The company is not worried about Trump or the accompanying noise about visa restriction and feels that the ability to adopt the new technology and remain relevant to clients through innovation is what matters. Incidentally, Infosys plans to hire 10,000 people from the US in the coming years and a senior resource is re-locating to the US as well. It is also setting up four innovation hubs in the US.
While ramping up high margin business in new technologies is a key to growth strategy, the management feels that eventually the so-called legacy/commoditised services will all get upgraded into new services.
Infosys has embarked on the correct path of transformation to change into a “future ready” business and investors have to be prepared for minor hiccups in KPIs (key performance Indicators) including a slight pressure on margin as the business undergoes this reorientation.
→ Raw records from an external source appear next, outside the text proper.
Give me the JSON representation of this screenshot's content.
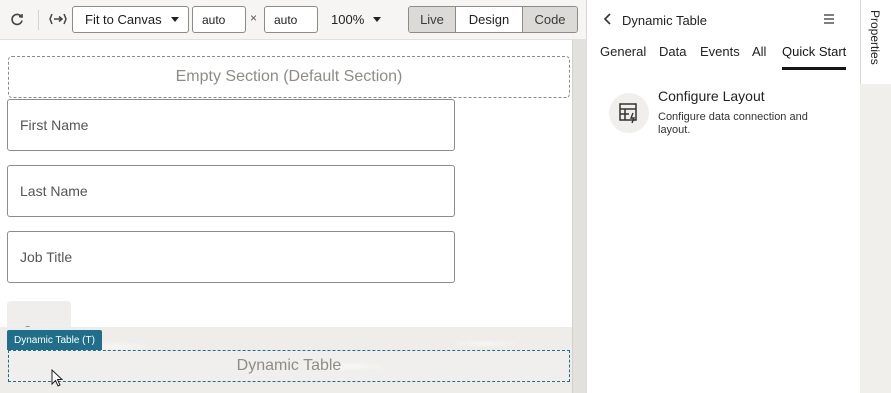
{
  "toolbar": {
    "refresh_icon": "refresh-icon",
    "fit_icon": "fit-icon",
    "fit_select": "Fit to Canvas",
    "width_value": "auto",
    "height_value": "auto",
    "times": "×",
    "zoom": "100%",
    "modes": [
      "Live",
      "Design",
      "Code"
    ],
    "selected_mode": "Design"
  },
  "canvas": {
    "empty_section": "Empty Section (Default Section)",
    "fields": [
      "First Name",
      "Last Name",
      "Job Title"
    ],
    "save_label": "Save",
    "dynamic_badge": "Dynamic Table (T)",
    "dynamic_placeholder": "Dynamic Table"
  },
  "panel": {
    "title": "Dynamic Table",
    "tabs": [
      "General",
      "Data",
      "Events",
      "All",
      "Quick Start"
    ],
    "active_tab": "Quick Start",
    "quick_start": {
      "title": "Configure Layout",
      "description": "Configure data connection and layout."
    }
  },
  "side_tab": "Properties",
  "colors": {
    "accent": "#1f6f8b",
    "canvas_bg": "#e8e6e3"
  }
}
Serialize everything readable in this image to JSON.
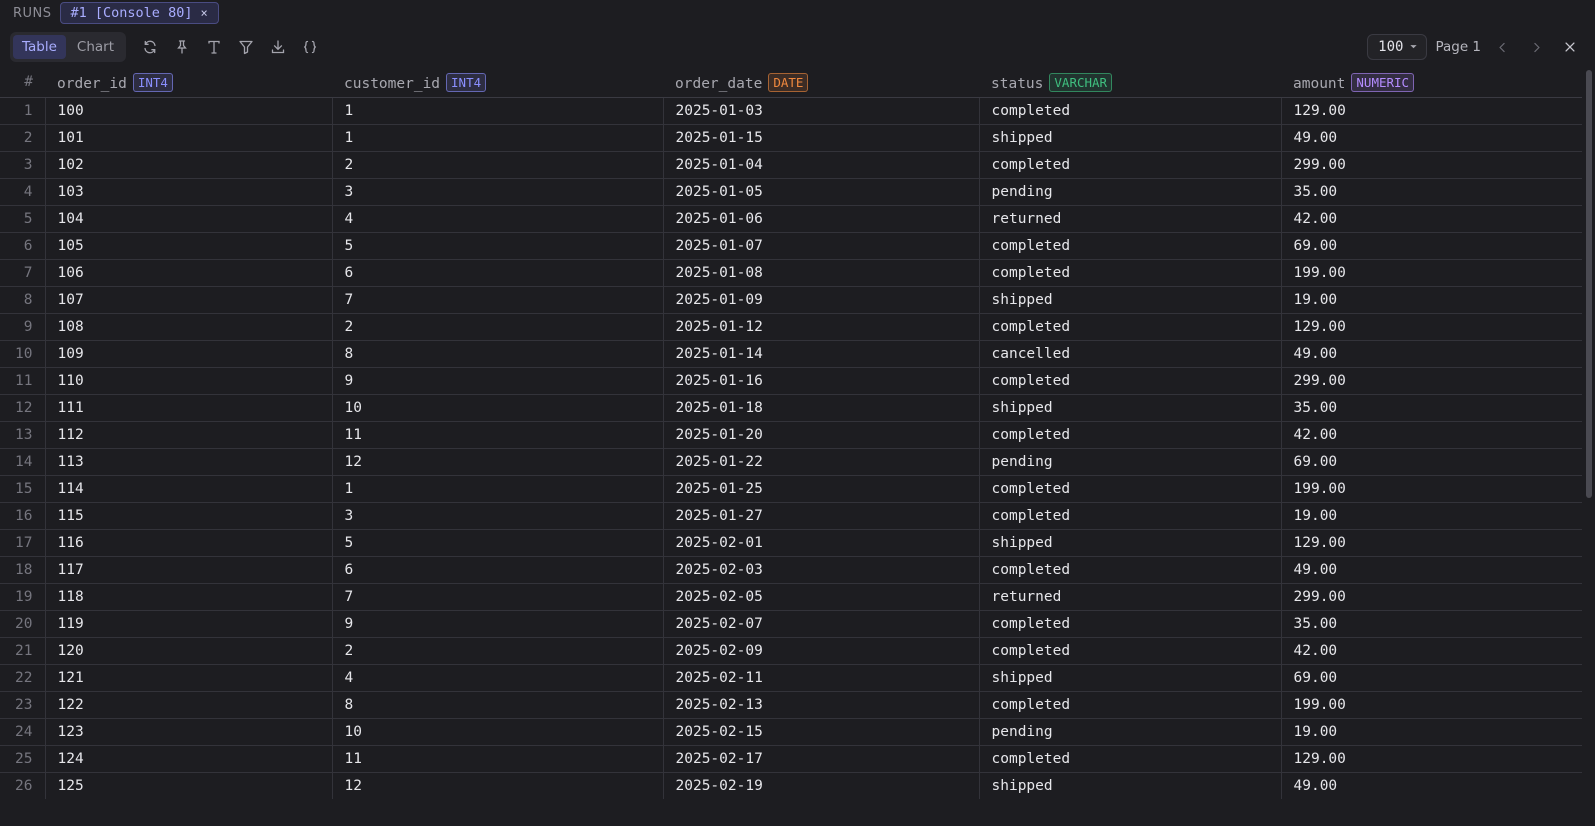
{
  "runs": {
    "label": "RUNS",
    "tab_label": "#1 [Console 80]",
    "close_glyph": "×"
  },
  "toolbar": {
    "views": [
      "Table",
      "Chart"
    ],
    "active_view": "Table",
    "icons": [
      "refresh-icon",
      "pin-icon",
      "text-format-icon",
      "filter-icon",
      "download-icon",
      "json-braces-icon"
    ],
    "rows_per_page": "100",
    "page_label": "Page 1"
  },
  "colors": {
    "int4": "#8a8fff",
    "date": "#f0883e",
    "varchar": "#3fbf7f",
    "numeric": "#b48cff"
  },
  "table": {
    "row_num_header": "#",
    "columns": [
      {
        "name": "order_id",
        "type": "INT4",
        "type_color": "#8a8fff"
      },
      {
        "name": "customer_id",
        "type": "INT4",
        "type_color": "#8a8fff"
      },
      {
        "name": "order_date",
        "type": "DATE",
        "type_color": "#f0883e"
      },
      {
        "name": "status",
        "type": "VARCHAR",
        "type_color": "#3fbf7f"
      },
      {
        "name": "amount",
        "type": "NUMERIC",
        "type_color": "#b48cff"
      }
    ],
    "rows": [
      [
        "100",
        "1",
        "2025-01-03",
        "completed",
        "129.00"
      ],
      [
        "101",
        "1",
        "2025-01-15",
        "shipped",
        "49.00"
      ],
      [
        "102",
        "2",
        "2025-01-04",
        "completed",
        "299.00"
      ],
      [
        "103",
        "3",
        "2025-01-05",
        "pending",
        "35.00"
      ],
      [
        "104",
        "4",
        "2025-01-06",
        "returned",
        "42.00"
      ],
      [
        "105",
        "5",
        "2025-01-07",
        "completed",
        "69.00"
      ],
      [
        "106",
        "6",
        "2025-01-08",
        "completed",
        "199.00"
      ],
      [
        "107",
        "7",
        "2025-01-09",
        "shipped",
        "19.00"
      ],
      [
        "108",
        "2",
        "2025-01-12",
        "completed",
        "129.00"
      ],
      [
        "109",
        "8",
        "2025-01-14",
        "cancelled",
        "49.00"
      ],
      [
        "110",
        "9",
        "2025-01-16",
        "completed",
        "299.00"
      ],
      [
        "111",
        "10",
        "2025-01-18",
        "shipped",
        "35.00"
      ],
      [
        "112",
        "11",
        "2025-01-20",
        "completed",
        "42.00"
      ],
      [
        "113",
        "12",
        "2025-01-22",
        "pending",
        "69.00"
      ],
      [
        "114",
        "1",
        "2025-01-25",
        "completed",
        "199.00"
      ],
      [
        "115",
        "3",
        "2025-01-27",
        "completed",
        "19.00"
      ],
      [
        "116",
        "5",
        "2025-02-01",
        "shipped",
        "129.00"
      ],
      [
        "117",
        "6",
        "2025-02-03",
        "completed",
        "49.00"
      ],
      [
        "118",
        "7",
        "2025-02-05",
        "returned",
        "299.00"
      ],
      [
        "119",
        "9",
        "2025-02-07",
        "completed",
        "35.00"
      ],
      [
        "120",
        "2",
        "2025-02-09",
        "completed",
        "42.00"
      ],
      [
        "121",
        "4",
        "2025-02-11",
        "shipped",
        "69.00"
      ],
      [
        "122",
        "8",
        "2025-02-13",
        "completed",
        "199.00"
      ],
      [
        "123",
        "10",
        "2025-02-15",
        "pending",
        "19.00"
      ],
      [
        "124",
        "11",
        "2025-02-17",
        "completed",
        "129.00"
      ],
      [
        "125",
        "12",
        "2025-02-19",
        "shipped",
        "49.00"
      ]
    ]
  }
}
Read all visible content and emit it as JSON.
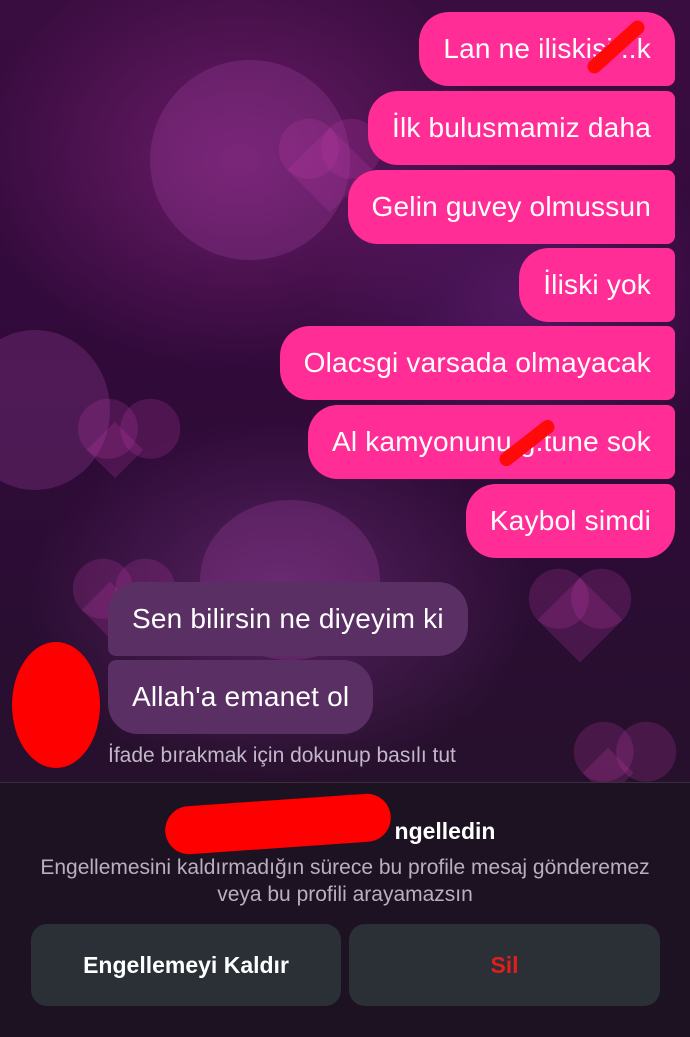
{
  "messages": [
    {
      "direction": "outgoing",
      "text": "Lan ne iliskisi ..k"
    },
    {
      "direction": "outgoing",
      "text": "İlk bulusmamiz daha"
    },
    {
      "direction": "outgoing",
      "text": "Gelin guvey olmussun"
    },
    {
      "direction": "outgoing",
      "text": "İliski yok"
    },
    {
      "direction": "outgoing",
      "text": "Olacsgi varsada olmayacak"
    },
    {
      "direction": "outgoing",
      "text": "Al kamyonunu g.tune sok"
    },
    {
      "direction": "outgoing",
      "text": "Kaybol simdi"
    },
    {
      "direction": "incoming",
      "text": "Sen bilirsin ne diyeyim ki"
    },
    {
      "direction": "incoming",
      "text": "Allah'a emanet ol"
    }
  ],
  "reaction_hint": "İfade bırakmak için dokunup basılı tut",
  "blocked": {
    "title_suffix": "ngelledin",
    "description": "Engellemesini kaldırmadığın sürece bu profile mesaj gönderemez veya bu profili arayamazsın",
    "unblock_label": "Engellemeyi Kaldır",
    "delete_label": "Sil"
  },
  "colors": {
    "outgoing_bubble": "#ff2d95",
    "incoming_bubble": "#5a2f63",
    "delete_text": "#e01e1e",
    "redaction": "#ff0000"
  }
}
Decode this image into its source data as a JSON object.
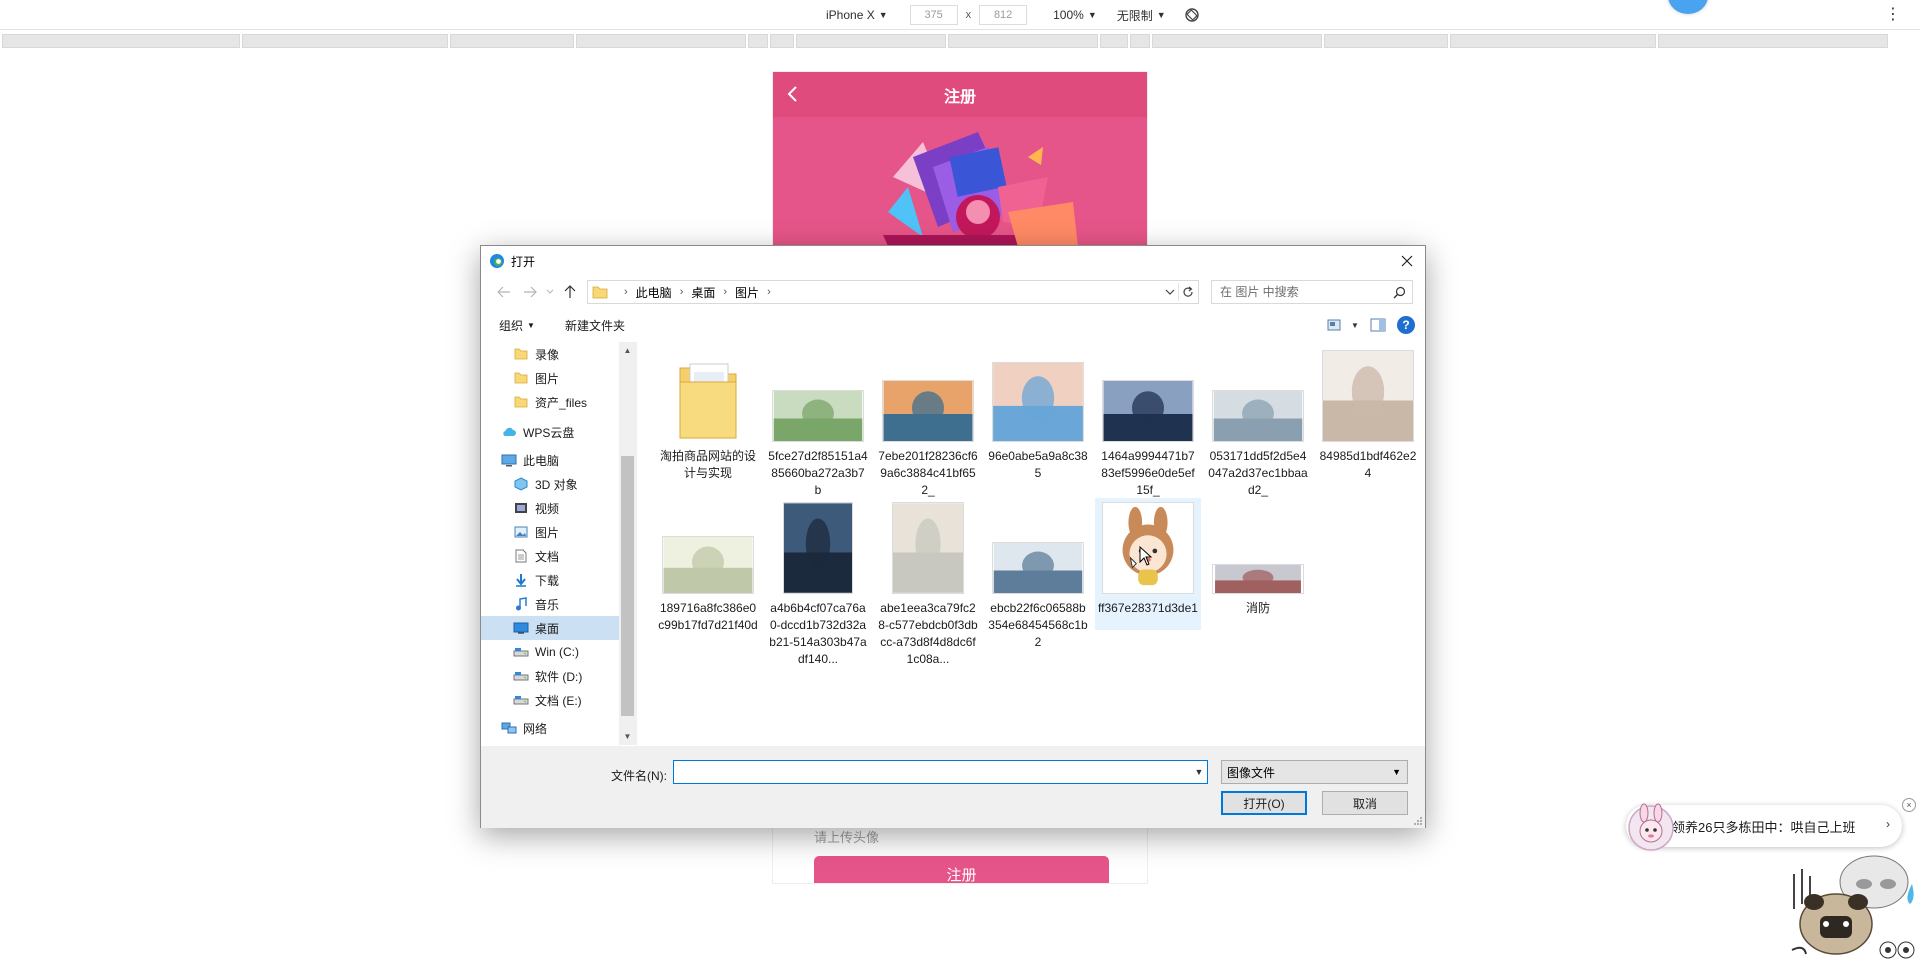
{
  "devtools": {
    "device": "iPhone X",
    "width_value": "375",
    "height_value": "812",
    "times_sign": "x",
    "zoom": "100%",
    "throttle": "无限制",
    "more_glyph": "⋮"
  },
  "phone": {
    "header_title": "注册",
    "avatar_hint": "请上传头像",
    "register_button": "注册",
    "accent_color": "#e04b7d"
  },
  "dialog": {
    "title": "打开",
    "breadcrumb": [
      "此电脑",
      "桌面",
      "图片"
    ],
    "search_placeholder": "在 图片 中搜索",
    "toolbar": {
      "organize": "组织",
      "new_folder": "新建文件夹",
      "help_glyph": "?"
    },
    "nav_items": [
      {
        "label": "录像",
        "icon": "folder-icon"
      },
      {
        "label": "图片",
        "icon": "folder-icon"
      },
      {
        "label": "资产_files",
        "icon": "folder-icon"
      },
      {
        "label": "WPS云盘",
        "icon": "cloud-icon"
      },
      {
        "label": "此电脑",
        "icon": "computer-icon"
      },
      {
        "label": "3D 对象",
        "icon": "cube-icon"
      },
      {
        "label": "视频",
        "icon": "video-icon"
      },
      {
        "label": "图片",
        "icon": "pictures-icon"
      },
      {
        "label": "文档",
        "icon": "document-icon"
      },
      {
        "label": "下载",
        "icon": "download-icon"
      },
      {
        "label": "音乐",
        "icon": "music-icon"
      },
      {
        "label": "桌面",
        "icon": "desktop-icon"
      },
      {
        "label": "Win (C:)",
        "icon": "drive-icon"
      },
      {
        "label": "软件 (D:)",
        "icon": "drive-icon"
      },
      {
        "label": "文档 (E:)",
        "icon": "drive-icon"
      },
      {
        "label": "网络",
        "icon": "network-icon"
      }
    ],
    "files": [
      {
        "label": "淘拍商品网站的设计与实现",
        "kind": "folder"
      },
      {
        "label": "5fce27d2f85151a485660ba272a3b7b",
        "kind": "image"
      },
      {
        "label": "7ebe201f28236cf69a6c3884c41bf652_",
        "kind": "image"
      },
      {
        "label": "96e0abe5a9a8c385",
        "kind": "image"
      },
      {
        "label": "1464a9994471b783ef5996e0de5ef15f_",
        "kind": "image"
      },
      {
        "label": "053171dd5f2d5e4047a2d37ec1bbaad2_",
        "kind": "image"
      },
      {
        "label": "84985d1bdf462e24",
        "kind": "image"
      },
      {
        "label": "189716a8fc386e0c99b17fd7d21f40d",
        "kind": "image"
      },
      {
        "label": "a4b6b4cf07ca76a0-dccd1b732d32ab21-514a303b47adf140...",
        "kind": "image"
      },
      {
        "label": "abe1eea3ca79fc28-c577ebdcb0f3dbcc-a73d8f4d8dc6f1c08a...",
        "kind": "image"
      },
      {
        "label": "ebcb22f6c06588b354e68454568c1b2",
        "kind": "image"
      },
      {
        "label": "ff367e28371d3de1",
        "kind": "image"
      },
      {
        "label": "消防",
        "kind": "image"
      }
    ],
    "filename_label": "文件名(N):",
    "filename_value": "",
    "filetype": "图像文件",
    "open_button": "打开(O)",
    "cancel_button": "取消"
  },
  "notification": {
    "text": "领养26只多栋田中：哄自己上班",
    "chevron": "›",
    "close_glyph": "×"
  }
}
The entire IT (information technology) sector is undergoing this transformation and interestingly there will be an inflection point where the upward movement of the new services/verticals will overpower the old. While it is difficult to put a deadline to the same, it will certainly happen in the next three to five years. IT sector will emerge in a new avatar and will be re-rated once again.
However, few will survive transition. We feel Infosys under Sikka will be one of the survivors and the new Infosys will be remarkably different in its character and offering. For long-term investors the continuity of Sikka (in light of the reported differences with the founders) remain a key investment risk.
Infosys versus TCS – which one to pick?
Infosys has clearly stolen the thunder from TCS in the quarter. While the latter is also in the middle of a transformation journey, the transition pangs will be more severe as it is perceived to be less agile and nimble-footed compared to Infosys.
It will take TCS longer to reach the inflection point where the legacy business is overpowered by the new services.